Suppose you are studying the effects of some policy adopted at the state level in the United States, and you are using data from all 50 states to do it. Well,

When a researcher estimates a regression function with state level data, why are there standard errors that differ from zero? Clearly the researcher has information on the entire population of states. Nevertheless researchers typically report conventional robust standard errors, formally justified by viewing the sample as a random sample from a large population. In this paper we investigate the justification for positive standard errors in cases where the researcher estimates regression functions with data from the entire population. We take the perspective that the regression function is intended to capture causal effects, and that standard errors can be justified using a generalization of randomization inference. We show that these randomization-based standard errors in some cases agree with the conventional robust standard errors, and in other cases are smaller than the conventional ones.

From a new working paper on “Finite Population Causal Standard Errors ” by the econometrics all-star team of Abadie, Athey, Imbens, and Wooldridge (updated link): link.

I have been to a few presentations of papers like this where someone in the audience thinks they are making a smart comment by noting that the paper uses population data, and so the frequentist standard errors “don’t really make sense.” Abadie et al. show that such comments are often misguided, arising from a confusion over how causal inference differs from descriptive inference. Sure — there is no uncertainty as to what is the value of the regression coefficient for this population given the realized outcomes. But the value of the regression coefficient is not the same as the causal effect.

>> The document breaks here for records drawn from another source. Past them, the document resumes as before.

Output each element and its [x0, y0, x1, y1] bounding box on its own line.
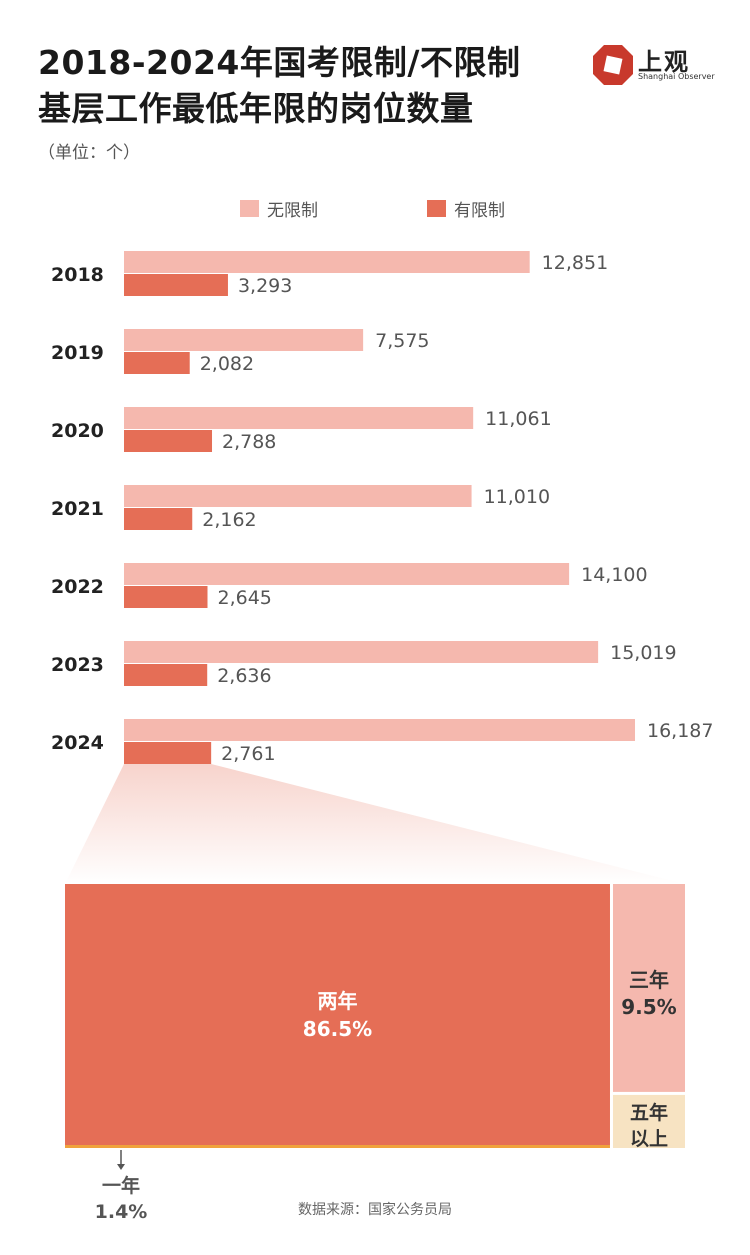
- treemap-value-three-years: 9.5%: [621, 995, 676, 1019]
- data-label-limited-2018: 3,293: [238, 275, 292, 297]
- data-label-limited-2023: 2,636: [217, 665, 271, 687]
- bar-limited-2020: [124, 430, 213, 452]
- chart-title: 2018-2024年国考限制/不限制 基层工作最低年限的岗位数量: [38, 40, 520, 132]
- logo-mark-icon: [593, 45, 633, 85]
- funnel-connector: [65, 764, 685, 884]
- logo-text-cn: 上观: [638, 48, 690, 76]
- treemap-label-three-years: 三年: [629, 968, 669, 992]
- bar-limited-2018: [124, 274, 228, 296]
- bar-limited-2024: [124, 742, 212, 764]
- data-label-limited-2021: 2,162: [202, 509, 256, 531]
- treemap-cell-one-year: [65, 1145, 610, 1148]
- title-line-1: 2018-2024年国考限制/不限制: [38, 43, 521, 82]
- data-label-limited-2020: 2,788: [222, 431, 276, 453]
- treemap-cell-three-years: [612, 884, 685, 1092]
- bar-unlimited-2018: [124, 251, 530, 273]
- data-label-unlimited-2019: 7,575: [375, 330, 429, 352]
- treemap-cell-five-plus-years: [612, 1094, 685, 1148]
- legend-item-unlimited: 无限制: [240, 196, 318, 221]
- title-line-2: 基层工作最低年限的岗位数量: [38, 89, 474, 128]
- shanghai-observer-logo: 上观 Shanghai Observer: [592, 40, 717, 90]
- category-label-2019: 2019: [51, 342, 104, 364]
- category-label-2023: 2023: [51, 654, 104, 676]
- data-label-unlimited-2024: 16,187: [647, 720, 713, 742]
- data-label-limited-2022: 2,645: [217, 587, 271, 609]
- bar-limited-2021: [124, 508, 193, 530]
- bar-unlimited-2023: [124, 641, 599, 663]
- data-label-unlimited-2020: 11,061: [485, 408, 551, 430]
- treemap-label-two-years: 两年: [317, 989, 357, 1013]
- category-label-2020: 2020: [51, 420, 104, 442]
- data-label-unlimited-2018: 12,851: [542, 252, 608, 274]
- unit-label: （单位：个）: [38, 143, 140, 163]
- data-label-unlimited-2023: 15,019: [610, 642, 676, 664]
- data-label-unlimited-2021: 11,010: [484, 486, 550, 508]
- bar-unlimited-2020: [124, 407, 474, 429]
- legend-label-limited: 有限制: [454, 201, 505, 221]
- category-label-2021: 2021: [51, 498, 104, 520]
- category-label-2018: 2018: [51, 264, 104, 286]
- bar-limited-2023: [124, 664, 208, 686]
- data-label-limited-2024: 2,761: [221, 743, 275, 765]
- treemap-cell-two-years: [65, 884, 610, 1145]
- bar-unlimited-2019: [124, 329, 364, 351]
- one-year-arrow-head: [117, 1164, 125, 1170]
- bar-unlimited-2021: [124, 485, 472, 507]
- legend-item-limited: 有限制: [427, 196, 505, 221]
- bar-unlimited-2022: [124, 563, 570, 585]
- bar-limited-2022: [124, 586, 208, 608]
- source-note: 数据来源：国家公务员局: [298, 1202, 452, 1218]
- treemap-label-five-plus-line1: 五年: [630, 1101, 668, 1124]
- bar-limited-2019: [124, 352, 190, 374]
- bar-unlimited-2024: [124, 719, 635, 741]
- treemap-label-one-year: 一年: [102, 1174, 140, 1197]
- legend-swatch-unlimited: [240, 200, 259, 217]
- treemap-value-two-years: 86.5%: [303, 1017, 372, 1041]
- treemap-value-one-year: 1.4%: [95, 1201, 148, 1223]
- treemap-label-five-plus-line2: 以上: [630, 1128, 668, 1150]
- logo-text-en: Shanghai Observer: [638, 72, 715, 81]
- data-label-limited-2019: 2,082: [200, 353, 254, 375]
- category-label-2024: 2024: [51, 732, 104, 754]
- data-label-unlimited-2022: 14,100: [581, 564, 647, 586]
- legend-swatch-limited: [427, 200, 446, 217]
- category-label-2022: 2022: [51, 576, 104, 598]
- legend-label-unlimited: 无限制: [267, 201, 318, 221]
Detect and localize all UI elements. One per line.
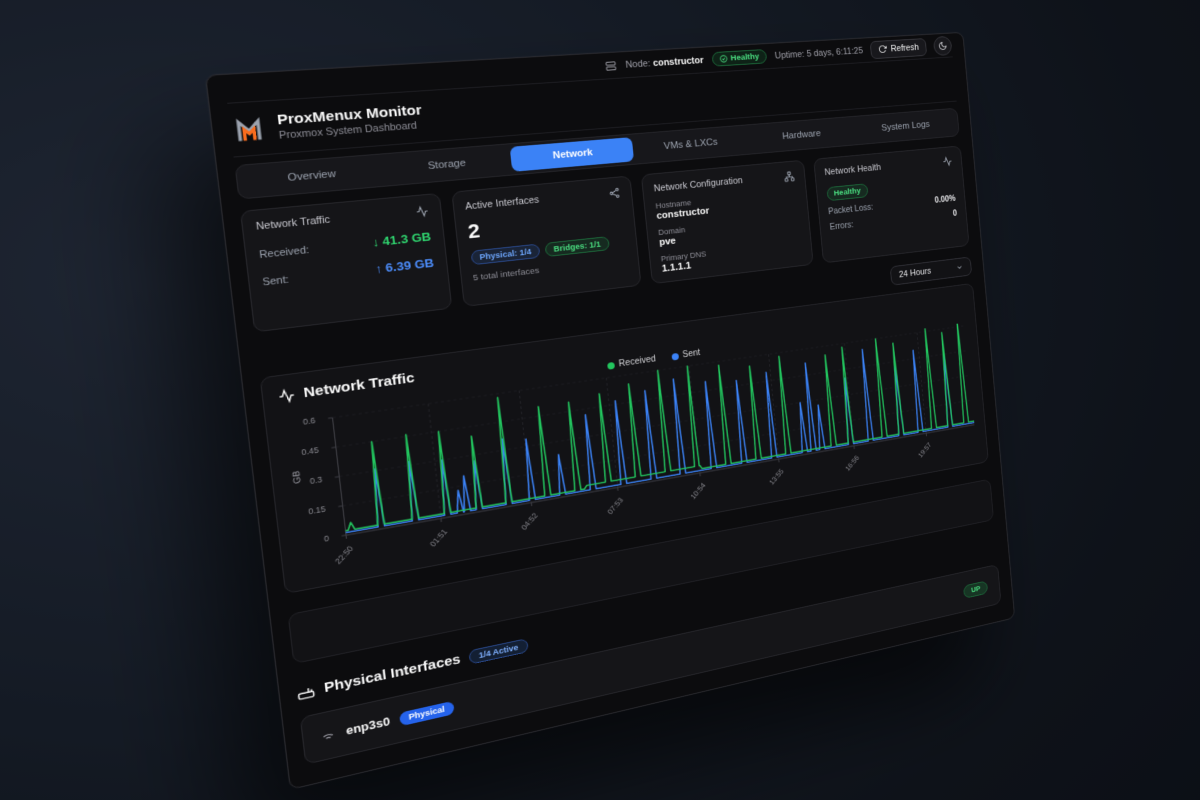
time-range-select[interactable]: 24 Hours — [889, 256, 973, 286]
active-interfaces-card: Active Interfaces 2 Physical: 1/4 Bridge… — [450, 175, 642, 308]
tab-vms-lxcs[interactable]: VMs & LXCs — [663, 137, 719, 152]
interface-status-badge: UP — [963, 580, 989, 599]
x-tick-label: 10:54 — [688, 481, 708, 501]
sent-label: Sent: — [261, 274, 290, 289]
moon-icon — [938, 40, 948, 50]
server-icon — [605, 60, 617, 71]
card-title: Network Traffic — [255, 214, 331, 233]
theme-toggle-button[interactable] — [932, 35, 953, 56]
network-configuration-card: Network Configuration Hostname construct… — [640, 159, 814, 285]
y-tick-label: 0.3 — [309, 474, 323, 486]
x-tick-label: 13:55 — [767, 467, 786, 487]
sent-value: ↑ 6.39 GB — [374, 255, 435, 276]
physical-count-badge: Physical: 1/4 — [470, 243, 541, 266]
errors-value: 0 — [952, 209, 958, 219]
interface-type-badge: Physical — [399, 700, 455, 726]
tab-hardware[interactable]: Hardware — [781, 128, 822, 142]
errors-label: Errors: — [829, 220, 854, 233]
x-tick-label: 22:50 — [332, 544, 355, 566]
card-title: Network Configuration — [653, 175, 744, 195]
packet-loss-label: Packet Loss: — [827, 203, 874, 217]
received-label: Received: — [258, 244, 310, 261]
tab-system-logs[interactable]: System Logs — [880, 119, 931, 134]
packet-loss-value: 0.00% — [934, 194, 957, 206]
tab-overview[interactable]: Overview — [287, 168, 337, 184]
node-name: constructor — [652, 54, 705, 69]
y-tick-label: 0.6 — [302, 415, 316, 427]
activity-icon — [942, 156, 953, 167]
activity-icon — [277, 387, 296, 404]
network-nodes-icon — [608, 187, 621, 199]
chevron-down-icon — [956, 263, 964, 272]
proxmenux-logo — [228, 111, 269, 146]
header-text: ProxMenux Monitor Proxmox System Dashboa… — [276, 102, 424, 141]
topology-icon — [783, 171, 795, 183]
card-title: Active Interfaces — [464, 194, 540, 213]
x-tick-label: 01:51 — [427, 527, 450, 549]
health-badge: Healthy — [711, 49, 768, 67]
active-count-badge: 1/4 Active — [468, 637, 529, 665]
network-health-card: Network Health Healthy Packet Loss: 0.00%… — [812, 145, 970, 264]
refresh-icon — [878, 44, 887, 53]
health-status-badge: Healthy — [826, 183, 869, 202]
x-tick-label: 04:52 — [518, 511, 540, 532]
refresh-button[interactable]: Refresh — [869, 37, 928, 59]
y-tick-label: 0.45 — [300, 445, 320, 458]
received-value: ↓ 41.3 GB — [371, 229, 432, 250]
dashboard-window: Node: constructor Healthy Uptime: 5 days… — [205, 32, 1016, 791]
uptime-text: Uptime: 5 days, 6:11:25 — [774, 45, 864, 61]
check-circle-icon — [719, 55, 727, 63]
interface-name: enp3s0 — [345, 715, 391, 738]
legend-dot-received — [606, 361, 615, 370]
x-tick-label: 16:56 — [843, 453, 861, 473]
card-title: Network Health — [824, 162, 882, 178]
y-tick-label: 0.15 — [307, 504, 327, 517]
network-traffic-chart-card: Network Traffic Received Sent GB 0 0.15 0.… — [259, 282, 989, 595]
tab-storage[interactable]: Storage — [427, 157, 467, 172]
wifi-icon — [320, 727, 337, 744]
tab-network[interactable]: Network — [509, 137, 635, 172]
bridges-count-badge: Bridges: 1/1 — [544, 236, 610, 258]
legend-dot-sent — [671, 352, 679, 361]
router-icon — [296, 682, 316, 701]
activity-icon — [415, 205, 429, 218]
y-tick-label: 0 — [323, 533, 330, 544]
x-tick-label: 19:57 — [916, 440, 933, 460]
network-traffic-card: Network Traffic Received: ↓ 41.3 GB Sent:… — [239, 192, 452, 333]
legend-sent: Sent — [671, 348, 701, 361]
node-label: Node: constructor — [625, 54, 705, 70]
x-tick-label: 07:53 — [605, 495, 626, 516]
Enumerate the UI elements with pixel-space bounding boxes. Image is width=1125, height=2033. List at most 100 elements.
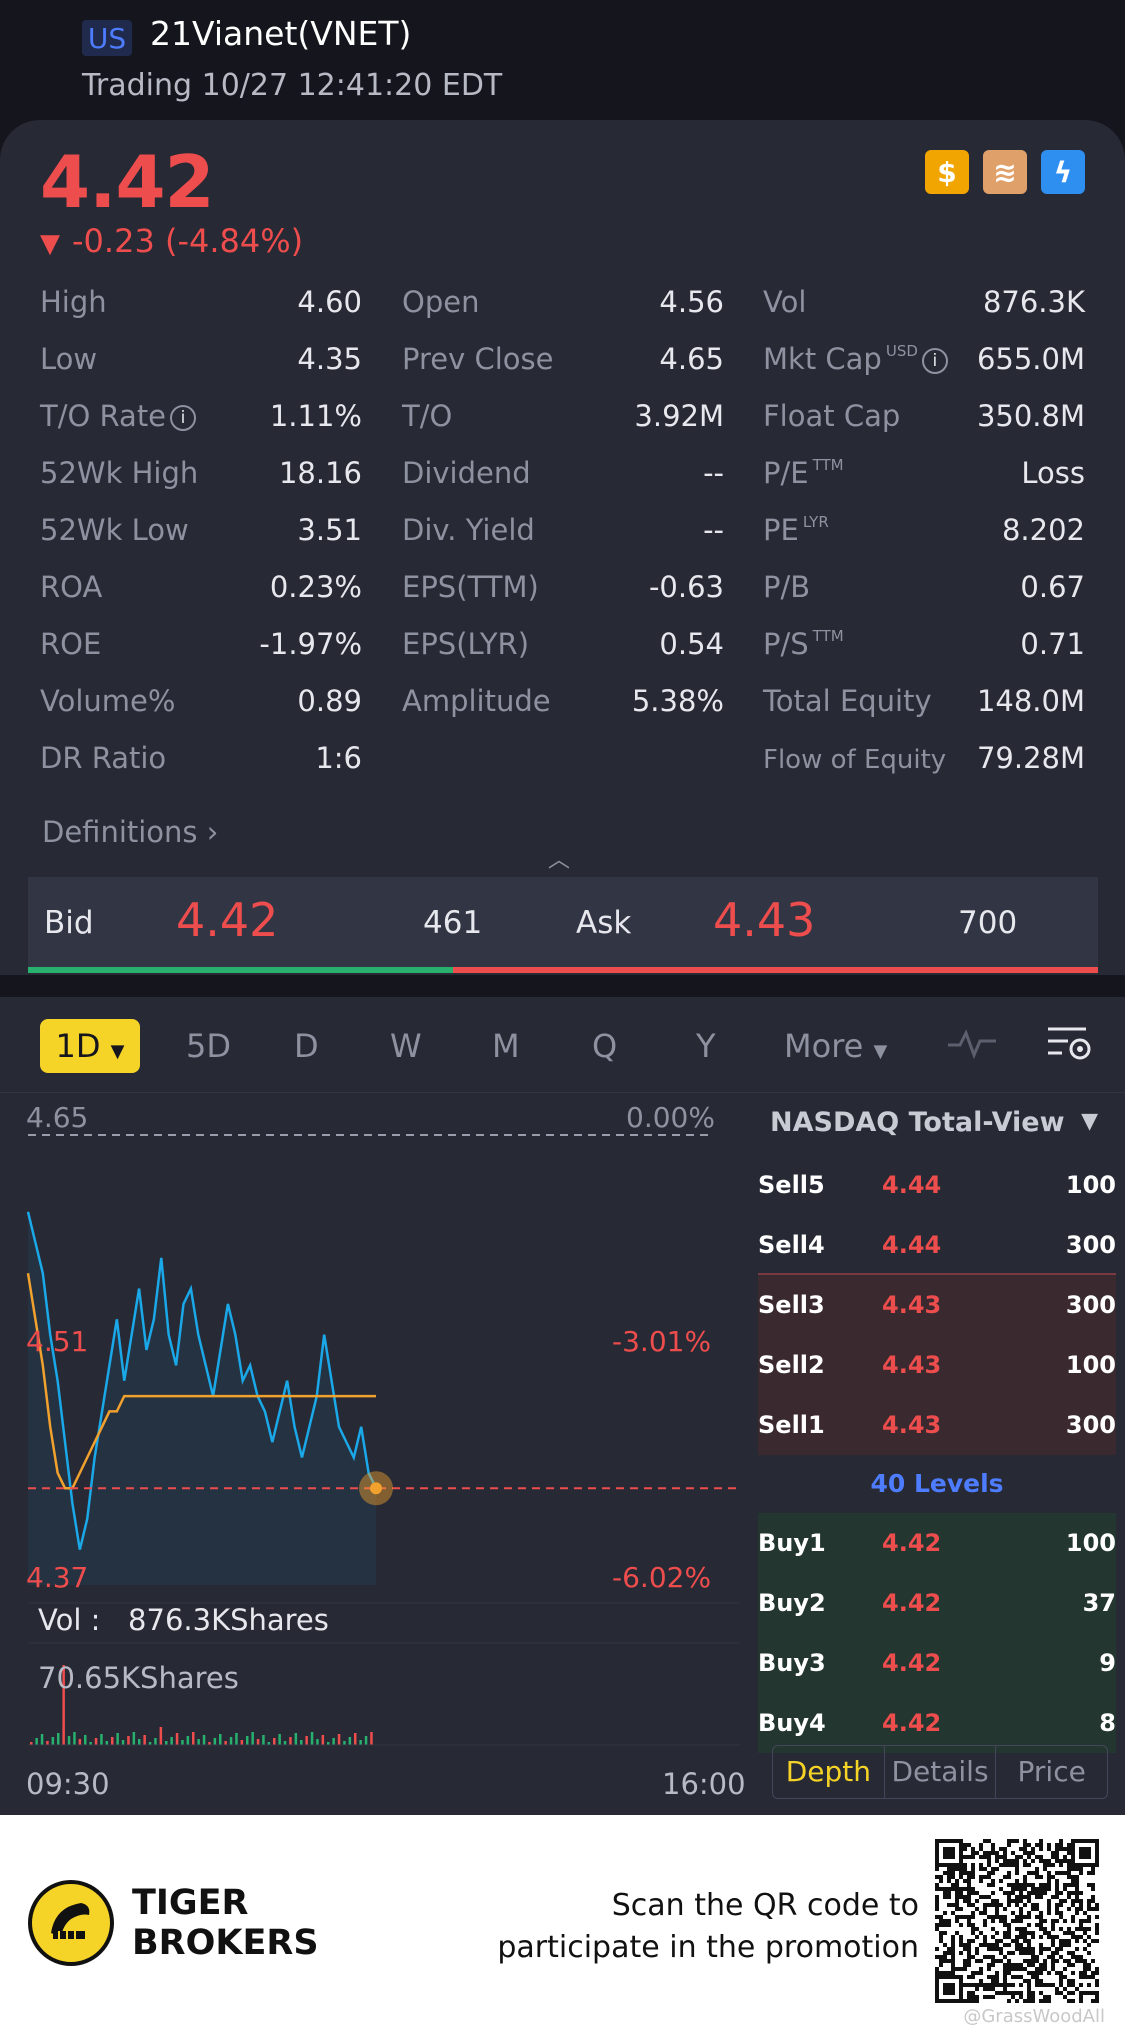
layers-icon[interactable]: ≋ — [983, 150, 1027, 194]
qr-module — [1031, 1959, 1035, 1963]
qr-module — [1055, 1851, 1059, 1855]
stat-cell: Amplitude 5.38% — [402, 684, 724, 718]
book-side: Buy3 — [758, 1649, 826, 1677]
qr-module — [947, 1871, 951, 1875]
levels-link[interactable]: 40 Levels — [870, 1469, 1004, 1498]
stat-label-wrap: ROA — [40, 570, 102, 604]
tab-d[interactable]: D — [294, 1027, 319, 1065]
info-icon[interactable]: i — [921, 348, 948, 374]
tab-m[interactable]: M — [492, 1027, 520, 1065]
book-price: 4.43 — [882, 1411, 942, 1439]
qr-module — [1035, 1855, 1039, 1859]
sell-level-row[interactable]: Sell5 4.44 100 — [758, 1155, 1116, 1215]
volume-bar — [89, 1742, 92, 1745]
qr-module — [1019, 1927, 1023, 1931]
qr-module — [1091, 1895, 1095, 1899]
info-icon[interactable]: i — [170, 405, 197, 431]
qr-module — [1079, 1975, 1083, 1979]
sell-level-row[interactable]: Sell2 4.43 100 — [758, 1335, 1116, 1395]
qr-module — [1039, 1951, 1043, 1955]
lightning-icon[interactable]: ϟ — [1041, 150, 1085, 194]
bid-price: 4.42 — [176, 893, 279, 947]
caret-down-icon[interactable]: ▼ — [1081, 1109, 1098, 1134]
qr-module — [967, 1879, 971, 1883]
stat-value: 79.28M — [976, 741, 1085, 775]
stat-label: Dividend — [402, 456, 531, 490]
qr-module — [1067, 1859, 1071, 1863]
feature-badges: $ ≋ ϟ — [925, 150, 1085, 194]
qr-module — [1091, 1959, 1095, 1963]
book-tab-depth[interactable]: Depth — [773, 1746, 885, 1798]
qr-module — [1039, 1971, 1043, 1975]
book-tab-price[interactable]: Price — [1017, 1755, 1086, 1788]
qr-module — [1087, 1935, 1091, 1939]
buy-level-row[interactable]: Buy1 4.42 100 — [758, 1513, 1116, 1573]
qr-code-icon[interactable] — [935, 1839, 1099, 2003]
tab-w[interactable]: W — [390, 1027, 422, 1065]
qr-module — [1027, 1987, 1031, 1991]
qr-module — [1019, 1975, 1023, 1979]
sell-level-row[interactable]: Sell4 4.44 300 — [758, 1215, 1116, 1275]
qr-module — [1007, 1899, 1011, 1903]
stat-label-wrap: DR Ratio — [40, 741, 166, 775]
qr-module — [1083, 1947, 1087, 1951]
dollar-icon[interactable]: $ — [925, 150, 969, 194]
qr-module — [1055, 1991, 1059, 1995]
qr-module — [1027, 1915, 1031, 1919]
qr-module — [1007, 1963, 1011, 1967]
qr-module — [1015, 1915, 1019, 1919]
book-price: 4.42 — [882, 1529, 942, 1557]
ticker-name[interactable]: 21Vianet(VNET) — [150, 14, 412, 53]
qr-module — [983, 1987, 987, 1991]
qr-module — [1027, 1947, 1031, 1951]
buy-level-row[interactable]: Buy3 4.42 9 — [758, 1633, 1116, 1693]
buy-level-row[interactable]: Buy4 4.42 8 — [758, 1693, 1116, 1753]
qr-module — [987, 1863, 991, 1867]
qr-module — [1039, 1839, 1043, 1843]
qr-module — [1063, 1995, 1067, 1999]
qr-module — [1007, 1967, 1011, 1971]
qr-module — [1023, 1895, 1027, 1899]
stat-superscript: TTM — [812, 627, 844, 645]
qr-module — [1047, 1955, 1051, 1959]
tab-more[interactable]: More ▼ — [784, 1019, 887, 1073]
qr-module — [1055, 1935, 1059, 1939]
tab-q[interactable]: Q — [592, 1027, 618, 1065]
qr-module — [943, 1943, 947, 1947]
tab-5d[interactable]: 5D — [186, 1027, 231, 1065]
definitions-link[interactable]: Definitions › — [42, 815, 218, 849]
qr-module — [967, 1903, 971, 1907]
buy-level-row[interactable]: Buy2 4.42 37 — [758, 1573, 1116, 1633]
sell-level-row[interactable]: Sell3 4.43 300 — [758, 1275, 1116, 1335]
qr-module — [947, 1895, 951, 1899]
qr-module — [1051, 1863, 1055, 1867]
bid-ask-bar: Bid 4.42 461 Ask 4.43 700 — [28, 877, 1098, 973]
chevron-up-icon[interactable]: ︿ — [548, 848, 571, 873]
stat-cell: P/B 0.67 — [763, 570, 1085, 604]
qr-module — [987, 1955, 991, 1959]
qr-module — [1003, 1875, 1007, 1879]
qr-module — [1059, 1939, 1063, 1943]
qr-module — [1011, 1975, 1015, 1979]
stat-superscript: TTM — [812, 456, 844, 474]
qr-module — [1047, 1931, 1051, 1935]
sell-level-row[interactable]: Sell1 4.43 300 — [758, 1395, 1116, 1455]
intraday-chart[interactable]: 4.65 0.00% 4.51 -3.01% 4.37 -6.02% Vol :… — [0, 1095, 750, 1815]
qr-module — [983, 1919, 987, 1923]
qr-module — [955, 1867, 959, 1871]
book-tab-details[interactable]: Details — [885, 1746, 997, 1798]
qr-module — [971, 1939, 975, 1943]
indicator-icon[interactable] — [946, 1023, 998, 1072]
tab-1d[interactable]: 1D ▼ — [40, 1019, 140, 1073]
book-title[interactable]: NASDAQ Total-View — [770, 1107, 1065, 1138]
qr-module — [1083, 1919, 1087, 1923]
tab-y[interactable]: Y — [696, 1027, 716, 1065]
qr-module — [983, 1911, 987, 1915]
qr-module — [995, 1915, 999, 1919]
qr-module — [1023, 1851, 1027, 1855]
qr-module — [1087, 1991, 1091, 1995]
qr-module — [991, 1975, 995, 1979]
stat-label: High — [40, 285, 107, 319]
chart-settings-icon[interactable] — [1046, 1023, 1092, 1072]
qr-module — [991, 1987, 995, 1991]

To understand the difference, it helps to define causal effects precisely. A causal effect for a given *unit* in the population is most coherently defined to be a comparison between the outcome observed under a given treatment (being the “state level policy” in the case of the example above) and what would obtain were that same unit to be given another treatment. It is useful to imagine this schedule of treatment-value-specific outcomes as an array of “potential outcomes.” *Population average* causal effects take the average of the unit level causal effects in a given population. Now, suppose that there is some random (at least with respect to what the analyst can observe) process through which units in the population are assigned treatment values. Maybe this random process occurred because a bona fide randomized experiment was run on the population, or maybe it was the result of “natural” stochastic processes (that is, not controlled by the analyst). Then, for each unit we only get to observe the potential outcome associated with the treatment *received*, and not the other “counterfactual” potential outcomes associated with the other possible treatments. As such, we cannot actually construct the population average causal effect directly. Doing so would require that we were able to compute each of the unit-level causal effects. So, we have to *estimate* the population average causal effect using the *incomplete* potential outcomes data available to us. If the results of the random treatment assignment processes had turned out differently, the estimate we would obtain could very well differ as well (since there would be a different set of observed and unobserved potential outcomes). Even though we have data from everyone in the population, we are lacking the full schedule of potential outcomes that would allow us to estimate causal effects without uncertainty.

As it turns out, the random treatment assignment process is directly analogous to the *random sampling of potential outcomes*, in which case we can use standard sample theoretic results to quantify our uncertainty and compute standard errors for our effect estimates. Furthermore, as a happy coincidence, such sample theoretic standard errors are algebraically equivalent or even conservatively approximated by the “robust” standard errors that are common in current statistical practice. (This previous sentence was revised so that its meaning is now clearer.) It’s a point that Peter Aronow and I made in our 2012 paper on using regression standard errors for randomized experiments (link), and a point that Winston Lin develops even further (link; also see Berk’s links in the comments below to Winston’s great discussion of these results). Abadie et al. take this all one step further by indicating that this framework for inference makes sense for observational studies too.

Now, some of you might know of Rosenbaum’s work (e.g. this) and think this has all already been said. That’s true, to a point. But whereas Rosenbaum’s randomization inference makes use of permutation distributions for making probabilistic statements about specific causal hypotheses, Abadie et al.’s randomization inference allows one to approximate the randomization distribution of effect estimates without fixing causal hypotheses a priori. (See more on this point in this old blog post, especially in the comments: link).